Google has announced support for Passkeys on Android and Chrome
Google has announced support for Passkeys on Android and Chrome for developers to test. Passkeys are a safer and more secure alternative to passwords and also replace traditional 2-factor authentication methods such as SMS, app-based one-time codes or push-based approvals, the company said. Support for Passkey will be generally available on Android and Chrome later this year. Passkeys use public-key encryption, so data breaches by service providers will not result in password-protected accounts being affected.
Passkeys are based on industry-standard APIs and protocols to ensure they are not vulnerable to phishing attacks. Google says Passkeys is the result of an industry-wide effort that combines security certification standards created within the FIDO Alliance and the W3C Web Certification Working Group.

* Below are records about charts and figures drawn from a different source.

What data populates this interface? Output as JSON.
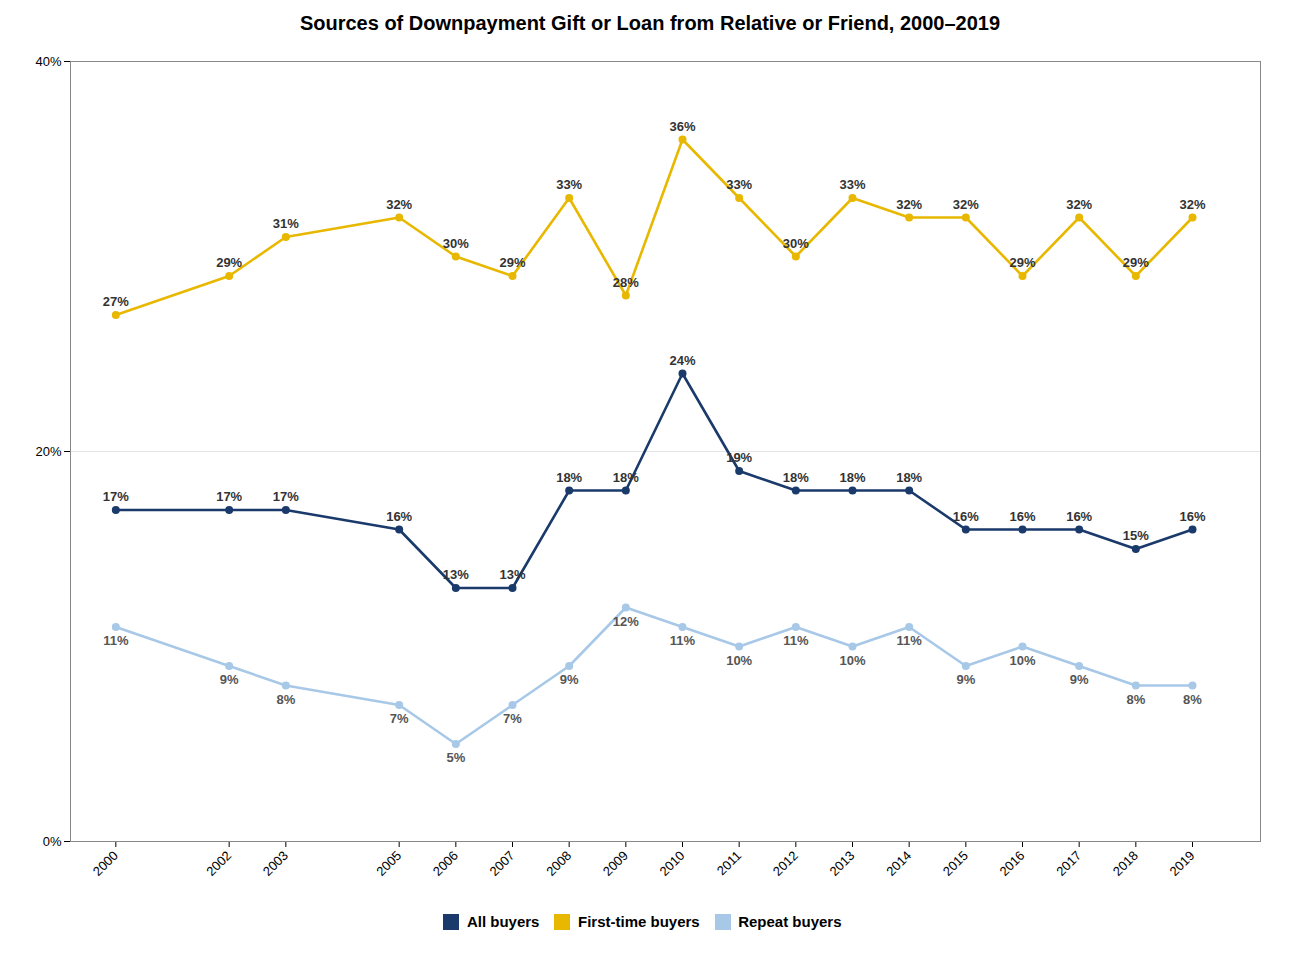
{
  "chart_data": {
    "type": "line",
    "title": "Sources of Downpayment Gift or Loan from Relative or Friend, 2000–2019",
    "x": [
      2000,
      2002,
      2003,
      2005,
      2006,
      2007,
      2008,
      2009,
      2010,
      2011,
      2012,
      2013,
      2014,
      2015,
      2016,
      2017,
      2018,
      2019
    ],
    "series": [
      {
        "name": "All buyers",
        "color": "#1a3a6b",
        "marker": "circle",
        "values": [
          17,
          17,
          17,
          16,
          13,
          13,
          18,
          18,
          24,
          19,
          18,
          18,
          18,
          16,
          16,
          16,
          15,
          16
        ],
        "value_labels": [
          "17%",
          "17%",
          "17%",
          "16%",
          "13%",
          "13%",
          "18%",
          "18%",
          "24%",
          "19%",
          "18%",
          "18%",
          "18%",
          "16%",
          "16%",
          "16%",
          "15%",
          "16%"
        ]
      },
      {
        "name": "First-time buyers",
        "color": "#e8b800",
        "marker": "circle",
        "values": [
          27,
          29,
          31,
          32,
          30,
          29,
          33,
          28,
          36,
          33,
          30,
          33,
          32,
          32,
          29,
          32,
          29,
          32
        ],
        "value_labels": [
          "27%",
          "29%",
          "31%",
          "32%",
          "30%",
          "29%",
          "33%",
          "28%",
          "36%",
          "33%",
          "30%",
          "33%",
          "32%",
          "32%",
          "29%",
          "32%",
          "29%",
          "32%"
        ]
      },
      {
        "name": "Repeat buyers",
        "color": "#a8c8e8",
        "marker": "circle",
        "values": [
          11,
          9,
          8,
          7,
          5,
          7,
          9,
          12,
          11,
          10,
          11,
          10,
          11,
          9,
          10,
          9,
          8,
          8
        ],
        "value_labels": [
          "11%",
          "9%",
          "8%",
          "7%",
          "5%",
          "7%",
          "9%",
          "12%",
          "11%",
          "10%",
          "11%",
          "10%",
          "11%",
          "9%",
          "10%",
          "9%",
          "8%",
          "8%"
        ]
      }
    ],
    "xlim": [
      1999.2,
      2020.2
    ],
    "xticks": [
      2000,
      2002,
      2003,
      2005,
      2006,
      2007,
      2008,
      2009,
      2010,
      2011,
      2012,
      2013,
      2014,
      2015,
      2016,
      2017,
      2018,
      2019
    ],
    "ylim": [
      0,
      40
    ],
    "yticks": [
      {
        "value": 0,
        "label": "0%"
      },
      {
        "value": 20,
        "label": "20%"
      },
      {
        "value": 40,
        "label": "40%"
      }
    ],
    "grid": true,
    "legend": "bottom",
    "data_labels": true
  }
}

A single password can identify a specific user account on a number of online services. A user has different passwords for different services. Google claims that for a user, using Passkeys is very similar to using a saved password, but with significantly more security.
Passkeys are based on an encrypted private key, which in most cases exists only on the user's own device, such as a laptop or phone. When creating a passkey, only the corresponding public key is stored by the online service.
On Android, Google Password Manager provides backup and synchronization of passcode keys. This means that if a user sets up two Android devices with the same Google account, passwords created on one device can be used on the other device. This also applies to situations where users have multiple devices at the same time.